Tuesday, November 06, 2007

SQL Server, Nulls, and SET CONCAT_NULL_YIELDS_NULL

When you try to concatenate string columns in SQL Server, if any of the columns have null as a value, by default the result of the broader concatenation will be null. You can get around this by entering the following:

SET CONCAT_NULL_YIELDS_NULL OFF

For example, consider the following query:

SELECT last_name + ', ' + first_name + ' ' + middle_name AS full_name
FROM person
WHERE person_id = 12345

If person 12345 doesn't have a middle name, and person 12345's middle_name is set to null in the database, then the entire concatenation will resolve to null, and full_name will result in an null / empty string.

However, if you do this:

SET CONCAT_NULL_YIELDS_NULL OFF
SELECT last_name + ', ' + first_name + ' ' + middle_name AS full_name
FROM person
WHERE person_id = 12345

Then the result will be something like:

-----------------------
Doe, John
-----------------------

By the way, this solution works just fine in ColdFusion too.

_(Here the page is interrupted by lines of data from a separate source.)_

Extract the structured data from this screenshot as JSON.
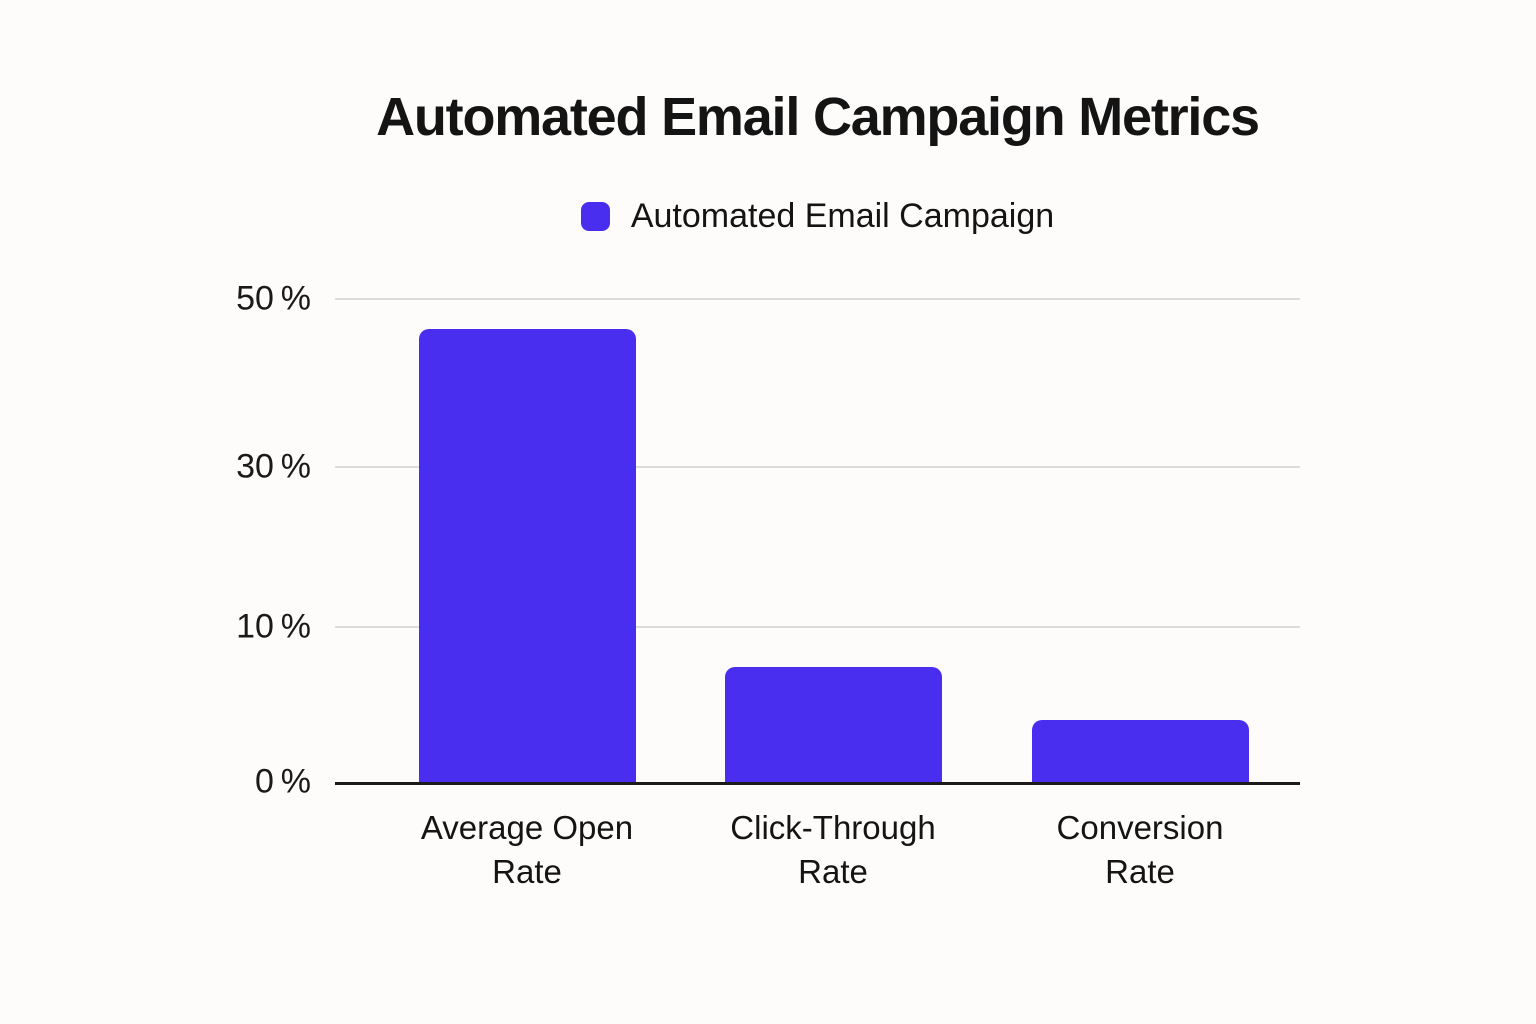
{
  "page": {
    "background_color": "#fdfcfa"
  },
  "chart_data": {
    "type": "bar",
    "title": "Automated Email Campaign Metrics",
    "legend": {
      "label": "Automated Email Campaign",
      "swatch_color": "#4a2ef0",
      "position": "top-center"
    },
    "categories": [
      "Average Open Rate",
      "Click-Through Rate",
      "Conversion Rate"
    ],
    "category_lines": [
      [
        "Average Open",
        "Rate"
      ],
      [
        "Click-Through",
        "Rate"
      ],
      [
        "Conversion",
        "Rate"
      ]
    ],
    "series": [
      {
        "name": "Automated Email Campaign",
        "values": [
          46.4,
          7.4,
          4.0
        ]
      }
    ],
    "values_unit": "%",
    "xlabel": "",
    "ylabel": "",
    "ylim": [
      0,
      50
    ],
    "grid": true,
    "y_axis": {
      "ticks": [
        {
          "value": 0,
          "label": "0 %",
          "frac": 0
        },
        {
          "value": 10,
          "label": "10 %",
          "frac": 0.321
        },
        {
          "value": 30,
          "label": "30 %",
          "frac": 0.652
        },
        {
          "value": 50,
          "label": "50 %",
          "frac": 1.0
        }
      ]
    },
    "colors": {
      "bar": "#4a2ef0",
      "axis_line": "#1b1b1b",
      "gridline": "#dcdcdc",
      "text": "#141414"
    }
  }
}
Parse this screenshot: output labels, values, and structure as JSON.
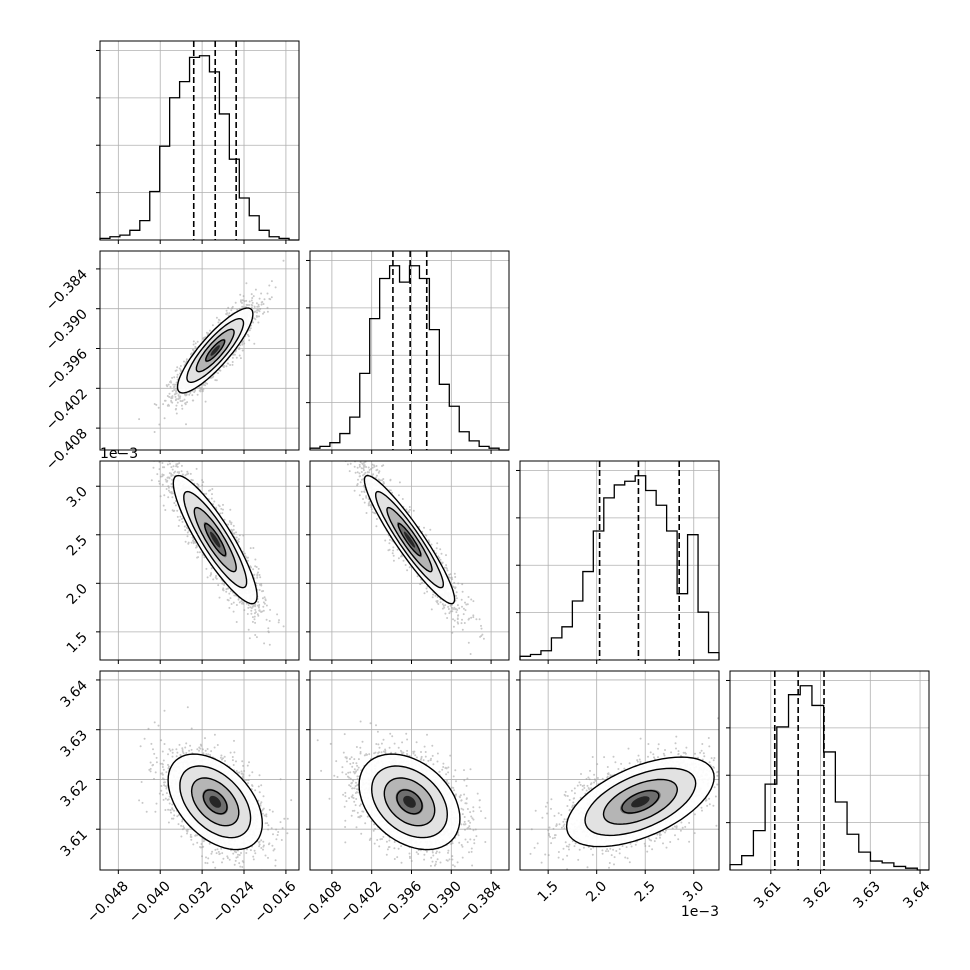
{
  "chart_data": {
    "type": "corner",
    "grid": true,
    "parameters": [
      {
        "range": [
          -0.0515,
          -0.0135
        ],
        "ticks": [
          -0.048,
          -0.04,
          -0.032,
          -0.024,
          -0.016
        ],
        "tick_labels": [
          "−0.048",
          "−0.040",
          "−0.032",
          "−0.024",
          "−0.016"
        ],
        "offset_label": "",
        "quantiles": [
          -0.0336,
          -0.0295,
          -0.0255
        ],
        "hist": [
          1,
          2,
          3,
          6,
          12,
          30,
          58,
          88,
          98,
          113,
          114,
          104,
          78,
          50,
          26,
          15,
          6,
          2,
          1,
          0
        ]
      },
      {
        "range": [
          -0.4113,
          -0.3813
        ],
        "ticks": [
          -0.408,
          -0.402,
          -0.396,
          -0.39,
          -0.384
        ],
        "tick_labels": [
          "−0.408",
          "−0.402",
          "−0.396",
          "−0.390",
          "−0.384"
        ],
        "offset_label": "",
        "quantiles": [
          -0.3988,
          -0.3962,
          -0.3937
        ],
        "hist": [
          1,
          2,
          4,
          9,
          18,
          42,
          72,
          94,
          101,
          92,
          101,
          94,
          66,
          36,
          24,
          10,
          5,
          2,
          1,
          0
        ]
      },
      {
        "range": [
          1.21,
          3.26
        ],
        "ticks": [
          1.5,
          2.0,
          2.5,
          3.0
        ],
        "tick_labels": [
          "1.5",
          "2.0",
          "2.5",
          "3.0"
        ],
        "offset_label": "1e−3",
        "quantiles": [
          2.03,
          2.43,
          2.85
        ],
        "hist": [
          2,
          3,
          5,
          12,
          18,
          32,
          48,
          70,
          88,
          95,
          97,
          100,
          92,
          84,
          70,
          36,
          68,
          26,
          4
        ]
      },
      {
        "range": [
          3.6018,
          3.6418
        ],
        "ticks": [
          3.61,
          3.62,
          3.63,
          3.64
        ],
        "tick_labels": [
          "3.61",
          "3.62",
          "3.63",
          "3.64"
        ],
        "offset_label": "",
        "quantiles": [
          3.6108,
          3.6155,
          3.6207
        ],
        "hist": [
          3,
          8,
          22,
          48,
          80,
          98,
          103,
          92,
          66,
          38,
          20,
          10,
          5,
          4,
          2,
          1,
          0
        ]
      }
    ],
    "pairs": [
      {
        "row": 1,
        "col": 0,
        "mean": [
          -0.0295,
          -0.3963
        ],
        "sd": [
          0.0036,
          0.0032
        ],
        "rho": 0.86
      },
      {
        "row": 2,
        "col": 0,
        "mean": [
          -0.0295,
          2.45
        ],
        "sd": [
          0.004,
          0.33
        ],
        "rho": -0.88
      },
      {
        "row": 2,
        "col": 1,
        "mean": [
          -0.3963,
          2.45
        ],
        "sd": [
          0.0034,
          0.33
        ],
        "rho": -0.93
      },
      {
        "row": 3,
        "col": 0,
        "mean": [
          -0.0295,
          3.6155
        ],
        "sd": [
          0.0045,
          0.0048
        ],
        "rho": -0.45
      },
      {
        "row": 3,
        "col": 1,
        "mean": [
          -0.3963,
          3.6155
        ],
        "sd": [
          0.0038,
          0.0048
        ],
        "rho": -0.35
      },
      {
        "row": 3,
        "col": 2,
        "mean": [
          2.45,
          3.6155
        ],
        "sd": [
          0.38,
          0.0045
        ],
        "rho": 0.55
      }
    ],
    "samples_per_panel": 2400
  }
}
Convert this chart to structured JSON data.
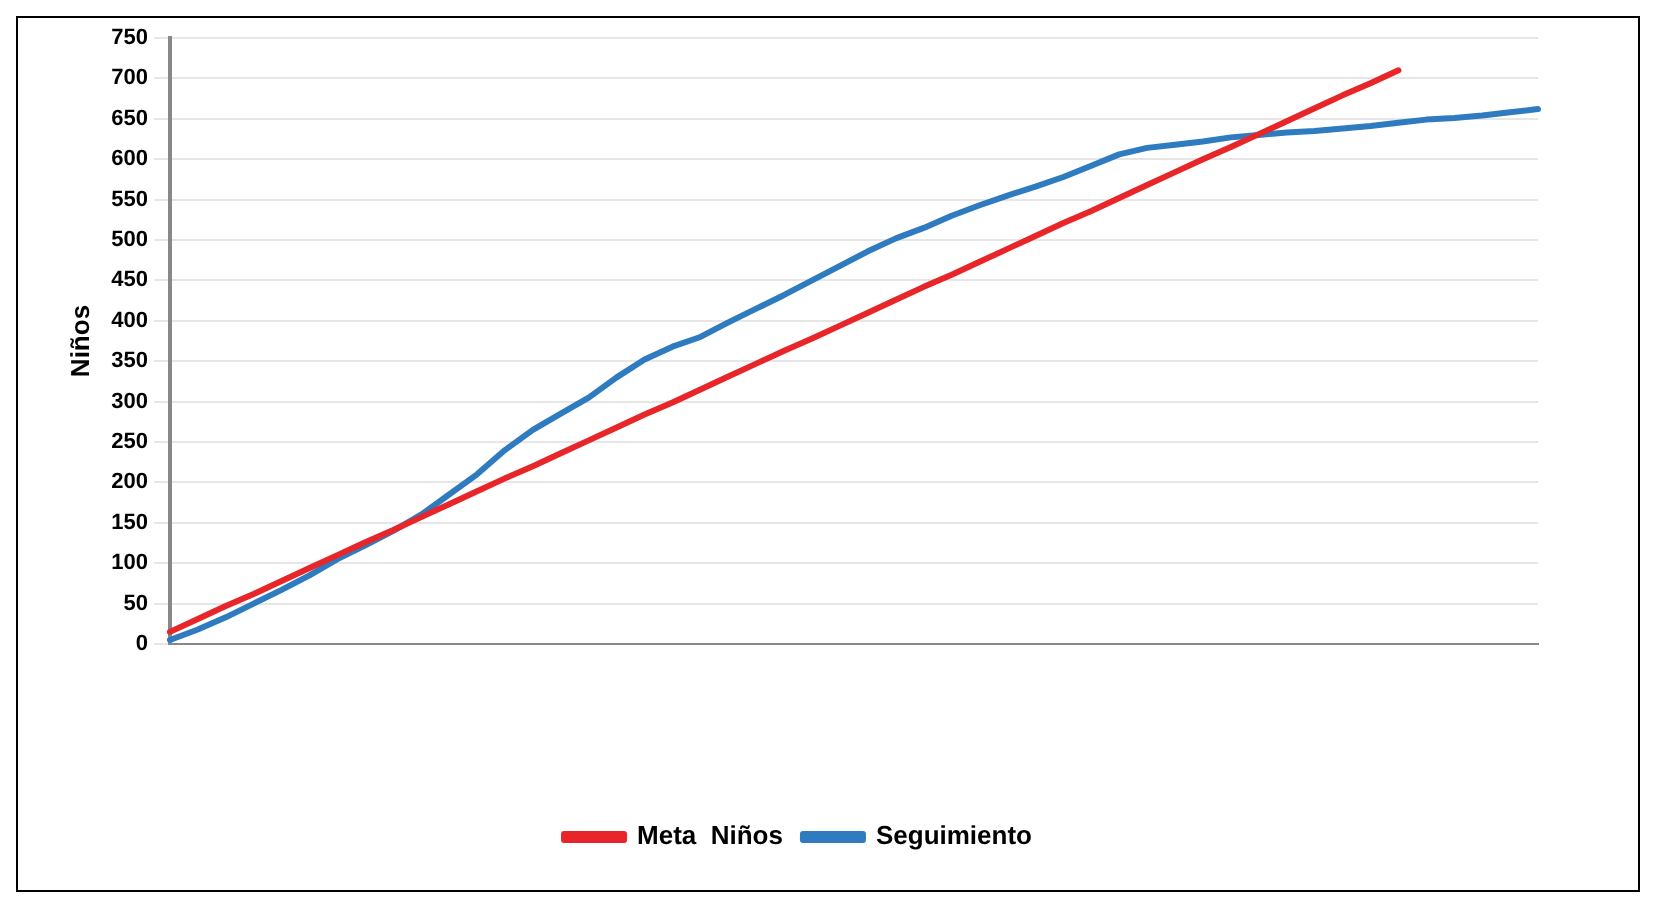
{
  "chart_data": {
    "type": "line",
    "ylabel": "Niños",
    "categories": [
      null,
      null,
      null,
      null,
      null,
      null,
      null,
      null,
      null,
      null,
      null,
      null,
      null,
      null,
      null,
      null,
      null,
      null,
      null,
      null,
      null,
      null,
      null,
      null,
      null,
      null,
      null,
      null,
      null,
      null,
      null,
      null,
      null,
      null,
      null,
      null,
      null,
      null,
      null,
      null,
      null,
      null,
      null,
      null,
      null,
      null,
      null,
      null,
      null,
      null
    ],
    "series": [
      {
        "name": "Meta  Niños",
        "color": "#e8262a",
        "values": [
          15,
          31,
          47,
          62,
          78,
          94,
          110,
          126,
          141,
          157,
          173,
          189,
          205,
          220,
          236,
          252,
          268,
          284,
          299,
          315,
          331,
          347,
          363,
          378,
          394,
          410,
          426,
          442,
          457,
          473,
          489,
          505,
          521,
          536,
          552,
          568,
          584,
          600,
          615,
          631,
          647,
          663,
          679,
          694,
          710,
          null,
          null,
          null,
          null,
          null
        ]
      },
      {
        "name": "Seguimiento",
        "color": "#2f7bbf",
        "values": [
          5,
          18,
          33,
          50,
          67,
          85,
          105,
          122,
          140,
          160,
          185,
          210,
          240,
          265,
          285,
          305,
          330,
          352,
          368,
          380,
          398,
          415,
          432,
          450,
          468,
          486,
          502,
          515,
          530,
          543,
          555,
          566,
          578,
          592,
          606,
          614,
          618,
          622,
          627,
          630,
          633,
          635,
          638,
          641,
          645,
          649,
          651,
          654,
          658,
          662
        ]
      }
    ],
    "ylim": [
      0,
      750
    ],
    "yticks": [
      0,
      50,
      100,
      150,
      200,
      250,
      300,
      350,
      400,
      450,
      500,
      550,
      600,
      650,
      700,
      750
    ],
    "grid": "y",
    "legend": "bottom",
    "marker": "none",
    "line_style": "solid"
  }
}
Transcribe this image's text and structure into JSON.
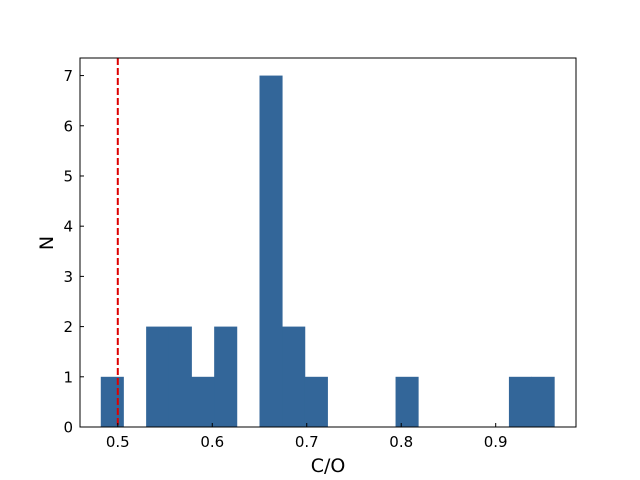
{
  "chart_data": {
    "type": "bar",
    "title": "",
    "xlabel": "C/O",
    "ylabel": "N",
    "xlim": [
      0.46,
      0.985
    ],
    "ylim": [
      0,
      7.35
    ],
    "grid": false,
    "bar_color": "#336699",
    "bin_width": 0.024,
    "bins": [
      {
        "left": 0.482,
        "count": 1
      },
      {
        "left": 0.506,
        "count": 0
      },
      {
        "left": 0.53,
        "count": 2
      },
      {
        "left": 0.554,
        "count": 2
      },
      {
        "left": 0.578,
        "count": 1
      },
      {
        "left": 0.602,
        "count": 2
      },
      {
        "left": 0.626,
        "count": 0
      },
      {
        "left": 0.65,
        "count": 7
      },
      {
        "left": 0.674,
        "count": 2
      },
      {
        "left": 0.698,
        "count": 1
      },
      {
        "left": 0.722,
        "count": 0
      },
      {
        "left": 0.746,
        "count": 0
      },
      {
        "left": 0.77,
        "count": 0
      },
      {
        "left": 0.794,
        "count": 1
      },
      {
        "left": 0.818,
        "count": 0
      },
      {
        "left": 0.842,
        "count": 0
      },
      {
        "left": 0.866,
        "count": 0
      },
      {
        "left": 0.89,
        "count": 0
      },
      {
        "left": 0.914,
        "count": 1
      },
      {
        "left": 0.938,
        "count": 1
      }
    ],
    "x_ticks": [
      {
        "value": 0.5,
        "label": "0.5"
      },
      {
        "value": 0.6,
        "label": "0.6"
      },
      {
        "value": 0.7,
        "label": "0.7"
      },
      {
        "value": 0.8,
        "label": "0.8"
      },
      {
        "value": 0.9,
        "label": "0.9"
      }
    ],
    "y_ticks": [
      {
        "value": 0,
        "label": "0"
      },
      {
        "value": 1,
        "label": "1"
      },
      {
        "value": 2,
        "label": "2"
      },
      {
        "value": 3,
        "label": "3"
      },
      {
        "value": 4,
        "label": "4"
      },
      {
        "value": 5,
        "label": "5"
      },
      {
        "value": 6,
        "label": "6"
      },
      {
        "value": 7,
        "label": "7"
      }
    ],
    "reference_line": {
      "x": 0.5,
      "color": "#dd0000",
      "style": "dashed"
    }
  }
}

For example:

<cfquery name=""get_name" datasource="ds">
SET CONCAT_NULL_YIELDS_NULL OFF
SELECT last_name + ', ' + first_name + ' ' + middle_name AS full_name
FROM person
WHERE person_id = 12345
</cfquery>

This is especially useful when using cfgrid. CFgrid won't allow you to compose columns that represent more than one database field. For instance, you would have to use one cfgridcolumn for first_name, and a second for last_name. You can't just have both in one column called "Full Name". Unless, that is, you use the above example to create the full_name column thru the database.